TRES La edición de julio del mensuario norteamericano Vanity Fair incluye un portfolio fotográfico de “Los Dioses de la Internet 1950-2000”. Fotos con fondo blanco, figuras como astronautas flotando en el limbo informático, de aquellos que crearon otro planeta en éste. Dioses –esa palabrita– creadores de un planeta invisible pero que existe y está literalmente al alcance de la mano, a la distancia que separa a un dedo de una tecla de computadora doméstica y trascendente. Gates, Jobs y Wozniak son los rostros más conocidos –los santos a los que más se les reza y se les promete–, pero hay muchos otros. Parecen gente normal con un toque de Expediente X. Recorto esas fotos y las guardo junto con los diarios y el tren avanza rumbo a alguna parte. Leo, ahora, Valis –la novela de 1981 que abre la trilogía final de Philip K. Dick– donde un grupo de exhippies con el cerebro frito en ácido lisérgico se empeñan en la búsqueda de un nuevo mesías. No demoran en descubrir que el planeta, el universo tal como lo conocemos, se dispone a convertirse, todo él, en una forma divina como respuesta correcta a la pregunta de milenios de estupidez humana. El libro –más allá de su delirio religioso; dicen los que lo frecuentaban que Dick estaba un poquito loco cuando lo escribió, justo antes de morirse– funciona como perfecta postal de una nueva forma de anticipación moviéndose graciosa y con gracia entre la certeza absurda y la hipótesis inquietante. Ya lo dije: si la ciencia-ficción clásica –o dura– se dedicó durante casi un siglo a funcionar como oráculo futurista de las máquinas que vendrían, la ciencia-ficción de Dick prefirió ocuparse del hombre que no demoraría en llegar. Aquí está, aquí estamos.

CUATRO Un hombre en un tren con una computadora portátil que se conecta a Internet y entra en un site llamado pinstruck.com.
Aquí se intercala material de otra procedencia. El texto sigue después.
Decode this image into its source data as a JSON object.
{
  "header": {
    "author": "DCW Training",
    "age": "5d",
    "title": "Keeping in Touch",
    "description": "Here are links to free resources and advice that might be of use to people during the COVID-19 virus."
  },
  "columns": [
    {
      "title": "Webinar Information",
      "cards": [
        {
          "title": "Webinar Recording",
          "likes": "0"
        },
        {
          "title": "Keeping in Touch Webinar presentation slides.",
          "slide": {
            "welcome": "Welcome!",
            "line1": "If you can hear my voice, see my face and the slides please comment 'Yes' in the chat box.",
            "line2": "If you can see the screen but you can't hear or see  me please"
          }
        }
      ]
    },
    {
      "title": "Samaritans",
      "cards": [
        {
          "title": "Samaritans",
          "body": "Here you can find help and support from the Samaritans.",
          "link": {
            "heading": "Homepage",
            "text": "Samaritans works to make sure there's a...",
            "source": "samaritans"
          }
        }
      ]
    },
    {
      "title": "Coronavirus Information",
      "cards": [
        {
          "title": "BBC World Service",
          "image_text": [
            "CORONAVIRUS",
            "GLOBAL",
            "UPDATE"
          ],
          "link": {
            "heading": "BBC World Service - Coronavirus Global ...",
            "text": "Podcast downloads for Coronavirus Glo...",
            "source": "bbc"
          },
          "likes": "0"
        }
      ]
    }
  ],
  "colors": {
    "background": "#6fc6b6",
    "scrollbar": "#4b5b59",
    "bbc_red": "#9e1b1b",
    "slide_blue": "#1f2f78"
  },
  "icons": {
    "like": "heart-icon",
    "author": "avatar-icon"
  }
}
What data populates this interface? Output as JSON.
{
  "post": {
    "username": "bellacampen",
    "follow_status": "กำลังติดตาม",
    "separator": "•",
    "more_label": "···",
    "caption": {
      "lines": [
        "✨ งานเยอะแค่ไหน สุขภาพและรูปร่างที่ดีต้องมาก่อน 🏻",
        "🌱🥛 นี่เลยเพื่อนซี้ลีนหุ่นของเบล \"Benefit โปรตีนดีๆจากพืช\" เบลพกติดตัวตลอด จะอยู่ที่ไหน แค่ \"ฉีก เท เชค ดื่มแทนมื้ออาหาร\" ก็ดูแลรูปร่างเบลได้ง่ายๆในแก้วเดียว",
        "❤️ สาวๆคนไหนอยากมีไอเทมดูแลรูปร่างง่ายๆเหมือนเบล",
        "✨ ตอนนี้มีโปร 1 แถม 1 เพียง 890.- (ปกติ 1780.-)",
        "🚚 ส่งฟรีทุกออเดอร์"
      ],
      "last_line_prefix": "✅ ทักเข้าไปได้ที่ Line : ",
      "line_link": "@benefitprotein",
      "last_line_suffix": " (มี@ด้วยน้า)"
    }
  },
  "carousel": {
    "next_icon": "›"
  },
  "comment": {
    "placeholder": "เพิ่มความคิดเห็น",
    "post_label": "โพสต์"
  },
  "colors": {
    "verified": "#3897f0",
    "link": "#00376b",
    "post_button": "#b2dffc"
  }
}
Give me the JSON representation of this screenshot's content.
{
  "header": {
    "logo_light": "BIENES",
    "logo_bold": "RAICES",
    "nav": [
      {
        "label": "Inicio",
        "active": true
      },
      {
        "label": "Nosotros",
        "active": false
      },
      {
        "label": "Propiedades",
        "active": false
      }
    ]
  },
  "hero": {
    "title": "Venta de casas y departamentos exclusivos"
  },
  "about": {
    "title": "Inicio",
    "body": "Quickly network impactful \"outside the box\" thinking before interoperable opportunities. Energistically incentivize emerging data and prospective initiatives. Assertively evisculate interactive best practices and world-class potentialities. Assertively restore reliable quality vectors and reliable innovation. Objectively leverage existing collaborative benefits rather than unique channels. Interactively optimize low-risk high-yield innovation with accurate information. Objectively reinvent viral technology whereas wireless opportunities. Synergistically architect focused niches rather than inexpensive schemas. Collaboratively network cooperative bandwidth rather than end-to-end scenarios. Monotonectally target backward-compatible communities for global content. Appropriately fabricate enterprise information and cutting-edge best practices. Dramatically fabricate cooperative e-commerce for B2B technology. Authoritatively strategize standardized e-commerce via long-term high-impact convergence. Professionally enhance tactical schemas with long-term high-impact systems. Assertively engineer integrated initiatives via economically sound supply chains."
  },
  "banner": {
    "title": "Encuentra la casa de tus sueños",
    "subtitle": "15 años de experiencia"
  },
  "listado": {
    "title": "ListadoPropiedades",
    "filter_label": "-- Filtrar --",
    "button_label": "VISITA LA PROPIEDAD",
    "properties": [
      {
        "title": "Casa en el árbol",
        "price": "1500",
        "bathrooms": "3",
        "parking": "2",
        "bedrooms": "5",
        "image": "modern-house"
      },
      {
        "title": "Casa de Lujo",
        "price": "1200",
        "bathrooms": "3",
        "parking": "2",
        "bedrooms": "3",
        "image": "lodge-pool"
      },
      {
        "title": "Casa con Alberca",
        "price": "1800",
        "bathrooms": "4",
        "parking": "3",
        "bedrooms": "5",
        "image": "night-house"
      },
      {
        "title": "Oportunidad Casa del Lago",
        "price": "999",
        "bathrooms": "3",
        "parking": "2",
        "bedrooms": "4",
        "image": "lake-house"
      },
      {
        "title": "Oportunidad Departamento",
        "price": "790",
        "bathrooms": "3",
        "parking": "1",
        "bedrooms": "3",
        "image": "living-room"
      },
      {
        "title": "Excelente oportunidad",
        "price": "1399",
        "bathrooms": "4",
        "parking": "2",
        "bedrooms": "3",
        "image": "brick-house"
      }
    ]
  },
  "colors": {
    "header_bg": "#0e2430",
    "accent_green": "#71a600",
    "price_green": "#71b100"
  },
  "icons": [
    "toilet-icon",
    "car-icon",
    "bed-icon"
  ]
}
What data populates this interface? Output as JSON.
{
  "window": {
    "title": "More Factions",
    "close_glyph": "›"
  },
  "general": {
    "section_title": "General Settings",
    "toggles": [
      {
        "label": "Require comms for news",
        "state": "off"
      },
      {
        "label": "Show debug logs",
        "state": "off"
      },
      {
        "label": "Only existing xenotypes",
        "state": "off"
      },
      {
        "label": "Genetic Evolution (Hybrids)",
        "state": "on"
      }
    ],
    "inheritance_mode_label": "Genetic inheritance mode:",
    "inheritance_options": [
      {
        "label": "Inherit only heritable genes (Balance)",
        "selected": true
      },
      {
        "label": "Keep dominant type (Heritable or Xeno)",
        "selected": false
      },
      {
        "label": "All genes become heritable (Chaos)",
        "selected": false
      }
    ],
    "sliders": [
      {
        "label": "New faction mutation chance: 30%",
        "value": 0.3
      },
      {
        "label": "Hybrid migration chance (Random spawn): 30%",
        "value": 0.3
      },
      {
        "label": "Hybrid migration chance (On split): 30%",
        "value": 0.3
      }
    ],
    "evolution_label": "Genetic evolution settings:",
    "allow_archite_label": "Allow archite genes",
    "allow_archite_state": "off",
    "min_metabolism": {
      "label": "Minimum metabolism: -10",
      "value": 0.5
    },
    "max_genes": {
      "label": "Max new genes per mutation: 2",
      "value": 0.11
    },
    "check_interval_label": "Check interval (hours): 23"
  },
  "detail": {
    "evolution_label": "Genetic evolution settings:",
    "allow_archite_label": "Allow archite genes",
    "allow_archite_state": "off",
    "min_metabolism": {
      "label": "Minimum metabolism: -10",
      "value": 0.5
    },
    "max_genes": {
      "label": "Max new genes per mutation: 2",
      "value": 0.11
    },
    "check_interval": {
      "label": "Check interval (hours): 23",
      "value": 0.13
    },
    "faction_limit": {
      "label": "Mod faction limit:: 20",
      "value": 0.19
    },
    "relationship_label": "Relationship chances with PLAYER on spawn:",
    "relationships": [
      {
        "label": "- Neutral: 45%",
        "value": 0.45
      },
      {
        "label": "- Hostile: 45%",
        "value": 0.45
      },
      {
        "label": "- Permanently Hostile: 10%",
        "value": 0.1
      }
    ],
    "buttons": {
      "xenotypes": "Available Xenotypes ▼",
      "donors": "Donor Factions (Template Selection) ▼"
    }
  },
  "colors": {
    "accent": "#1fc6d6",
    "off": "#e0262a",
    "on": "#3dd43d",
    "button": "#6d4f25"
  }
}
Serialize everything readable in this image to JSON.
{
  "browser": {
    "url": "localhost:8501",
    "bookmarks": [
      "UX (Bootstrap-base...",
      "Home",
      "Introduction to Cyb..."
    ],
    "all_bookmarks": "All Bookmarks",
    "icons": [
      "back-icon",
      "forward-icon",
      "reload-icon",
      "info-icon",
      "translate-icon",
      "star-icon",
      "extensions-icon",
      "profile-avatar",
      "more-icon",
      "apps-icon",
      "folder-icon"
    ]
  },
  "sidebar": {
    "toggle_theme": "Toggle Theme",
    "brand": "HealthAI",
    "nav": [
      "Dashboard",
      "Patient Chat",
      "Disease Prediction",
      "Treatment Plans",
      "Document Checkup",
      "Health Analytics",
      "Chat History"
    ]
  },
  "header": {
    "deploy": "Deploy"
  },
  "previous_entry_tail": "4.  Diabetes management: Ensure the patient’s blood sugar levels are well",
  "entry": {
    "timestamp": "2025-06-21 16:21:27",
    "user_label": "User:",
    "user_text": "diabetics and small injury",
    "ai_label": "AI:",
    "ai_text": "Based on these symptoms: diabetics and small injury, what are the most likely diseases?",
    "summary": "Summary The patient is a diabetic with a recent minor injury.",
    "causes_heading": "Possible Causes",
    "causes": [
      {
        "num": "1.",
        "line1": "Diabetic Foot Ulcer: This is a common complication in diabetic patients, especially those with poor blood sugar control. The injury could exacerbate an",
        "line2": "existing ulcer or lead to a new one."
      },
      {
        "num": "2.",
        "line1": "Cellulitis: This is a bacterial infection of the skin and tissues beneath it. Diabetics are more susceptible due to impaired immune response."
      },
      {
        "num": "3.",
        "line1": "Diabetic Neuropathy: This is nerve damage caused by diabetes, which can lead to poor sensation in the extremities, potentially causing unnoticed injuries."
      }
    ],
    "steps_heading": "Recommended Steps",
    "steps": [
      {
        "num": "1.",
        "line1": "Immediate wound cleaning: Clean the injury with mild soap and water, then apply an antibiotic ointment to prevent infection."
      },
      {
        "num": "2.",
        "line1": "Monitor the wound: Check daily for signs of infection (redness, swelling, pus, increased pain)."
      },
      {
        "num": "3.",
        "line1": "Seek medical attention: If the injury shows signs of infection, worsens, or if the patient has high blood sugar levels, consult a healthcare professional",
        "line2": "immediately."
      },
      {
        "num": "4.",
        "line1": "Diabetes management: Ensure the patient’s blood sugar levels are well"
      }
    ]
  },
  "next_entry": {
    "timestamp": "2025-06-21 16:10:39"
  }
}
La posibilidad cierta, la oferta generosa, de construir ahí adentro el muñequito vudú de tu enemigo y mandarle una maldición anónima por e-mail. Ahí está, si no me creen. Salgo a la superficie de mi mar de diarios y le pido a mi compañero de viaje que me lo muestre. Nos reímos bastante y aquí, otra vez, otro detalle inquietante de este nuevo planeta en el que nos estamos convirtiendo: la paradoja de la ciencia oculta negándose a abandonar la superficie de la ciencia descubierta y –un poco en chiste, bastante en serio– contaminando con propuestas inmemoriales las memorias de los ordenadores que, por ahora, siguen aceptando órdenes. Clavar alfileres con la ayuda de un mouse a bordo de un tren de alta velocidad la mañana en que todos decían genoma como si se dijera vida o muerte. Una de esas palabras que parecen decirnos: “Todos a bordo”. Una palabra con forma de hélix doble –esos rieles curvos por los que corremos y nos hacen correr– adentro de todos nosotros. El tren –ese vehículo que utilizó Albert Einsten a la hora de explicar la teoría de la relatividad, otro concepto revolucionario, otra estación donde alguna vez nos detuvimos a estirar las piernas– sigue su marcha, cada vez más rápido, tan rápido como una nave espacial en una de esas cada vez más inverosímiles, por anticuadas, películas de ciencia-ficción.